You cannot make a system follow the rules if it was not made to do that from the start. The people in charge need to be able to see what the system is doing and understand how it works. The system also needs to keep a record of everything it does and manage. These things need to be part of the system, from the beginning not added
When teams are looking at vendors, they need to ask this question: did the people who made this system think about the EU AI Act when they were building it, or are they trying to make it follow the rules afterwards? The EU AI Act is very important. Teams should make sure the system was designed with it in mind.
Section 4: What This Means for AML Vendors
Do I need to audit my vendors' AI systems?
Yes. The Act says that organizations using AI systems are responsible for following the rules. This responsibility cannot be passed to the vendor. You have to know what the vendors system does. You also have to know how it is classified. Then you have to check if it meets the requirements for that classification. A vendor who can't clearly answer these questions is a compliance risk. They are a risk not because of technology but also because they may not be able to help you follow the rules.
What questions should I ask my AML technology provider?
Start here. I want to know how you have figured out what kind of AI systems you have under the EU AI Act and what is the reason behind this classification. How does your system make sure that people are in charge and can control what is happening. Can you tell me how the model comes up with its answers and can the people who use the platform understand how it works. What rules do you have in place to make sure the data you use to train and test the system is good. How do you make changes to the model. Do you have to check again if it is still okay when you make these changes. If someone cannot give you answers to these questions that say something important, about them.
How does Sanction Scanner's FUSION platform approach EU AI Act compliance?
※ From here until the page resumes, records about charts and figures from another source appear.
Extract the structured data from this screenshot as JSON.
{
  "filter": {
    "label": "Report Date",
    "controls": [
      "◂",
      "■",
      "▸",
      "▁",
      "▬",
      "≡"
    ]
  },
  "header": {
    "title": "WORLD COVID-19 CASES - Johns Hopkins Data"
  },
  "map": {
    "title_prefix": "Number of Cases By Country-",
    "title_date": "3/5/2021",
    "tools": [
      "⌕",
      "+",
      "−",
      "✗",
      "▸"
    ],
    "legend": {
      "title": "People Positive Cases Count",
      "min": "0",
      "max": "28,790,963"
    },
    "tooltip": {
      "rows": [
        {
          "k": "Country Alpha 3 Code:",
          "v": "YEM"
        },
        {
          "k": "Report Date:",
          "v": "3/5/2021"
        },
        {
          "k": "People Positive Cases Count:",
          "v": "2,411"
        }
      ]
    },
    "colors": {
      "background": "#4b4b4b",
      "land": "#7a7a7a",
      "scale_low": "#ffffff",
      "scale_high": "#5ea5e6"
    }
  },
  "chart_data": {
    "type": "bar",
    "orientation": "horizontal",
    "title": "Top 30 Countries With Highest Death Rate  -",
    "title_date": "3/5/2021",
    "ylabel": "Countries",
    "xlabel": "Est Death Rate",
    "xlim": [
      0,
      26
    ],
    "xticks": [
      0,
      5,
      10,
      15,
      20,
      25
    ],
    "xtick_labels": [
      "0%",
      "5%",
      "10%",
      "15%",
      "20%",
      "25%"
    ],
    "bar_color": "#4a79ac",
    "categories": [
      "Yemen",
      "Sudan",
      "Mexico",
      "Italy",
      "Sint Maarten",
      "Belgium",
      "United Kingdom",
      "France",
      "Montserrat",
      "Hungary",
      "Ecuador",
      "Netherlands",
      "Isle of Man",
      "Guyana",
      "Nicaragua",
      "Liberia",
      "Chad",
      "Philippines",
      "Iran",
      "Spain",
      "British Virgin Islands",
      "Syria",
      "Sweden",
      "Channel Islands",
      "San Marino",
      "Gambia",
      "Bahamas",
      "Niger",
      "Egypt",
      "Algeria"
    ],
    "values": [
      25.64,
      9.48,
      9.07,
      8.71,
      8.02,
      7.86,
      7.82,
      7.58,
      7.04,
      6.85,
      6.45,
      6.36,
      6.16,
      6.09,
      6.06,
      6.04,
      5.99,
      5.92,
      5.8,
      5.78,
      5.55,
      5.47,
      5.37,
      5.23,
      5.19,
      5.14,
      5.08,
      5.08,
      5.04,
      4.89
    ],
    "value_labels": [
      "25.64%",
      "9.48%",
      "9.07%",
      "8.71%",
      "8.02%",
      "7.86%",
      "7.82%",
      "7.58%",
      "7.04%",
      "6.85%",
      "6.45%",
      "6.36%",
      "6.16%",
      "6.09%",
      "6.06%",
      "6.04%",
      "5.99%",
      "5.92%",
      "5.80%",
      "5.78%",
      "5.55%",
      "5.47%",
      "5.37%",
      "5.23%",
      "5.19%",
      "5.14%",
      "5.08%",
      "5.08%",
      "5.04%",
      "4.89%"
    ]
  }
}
FUSION was built on an idea: artificial intelligence used for compliance must be easy to understand, and people must be able to check what it does. This means that every suggestion the artificial intelligence makes can be tracked back to where it came from. It might be from a decision made in the past, a match from a list, or a pattern of behavior. The people who use the system can choose to go with what artificial intelligence says, or they can override it or send it to someone else to look at. Every time someone does something with the system, it gets written down. The system is set up so that people are always in charge of what artificial intelligence does. This is not just because the rules say so. Because that is the only way artificial intelligence can really work when it comes to compliance. FUSION is about making sure that artificial intelligence is used in a way that makes sense for compliance.
Section 5: The 3 Questions Every Compliance Team Should Ask Right Now
Before August 2026, every compliance team should be able to answer these three questions clearly and in writing.
What does each AI tool in our AML stack actually do, and have we documented it?
This is not about what the vendor says it is. It is not about the group they put it in when they sell it. What really matters is what it actually does. You have to think about what it does one step at a time and how it changes the way we make decisions, about people or when we buy and sell things. If you cannot explain what it does in a way then you cannot put it into the right category.
Have we mapped each tool to Annex III based on a function not label?
The classification cannot start with a conclusion. It has to start with the function, work through the Annex III criteria, and arrive at a documented, defensible answer. "We use it for AML so it must be high risk" is not a classification. It is a guess.
If a regulator asked us to explain a system of risk classification tomorrow, could we?
This is the real test. Not whether you have thought about it. Whether you could put a clear, documented answer in front of a regulator today. If the answer is no that is the place to start.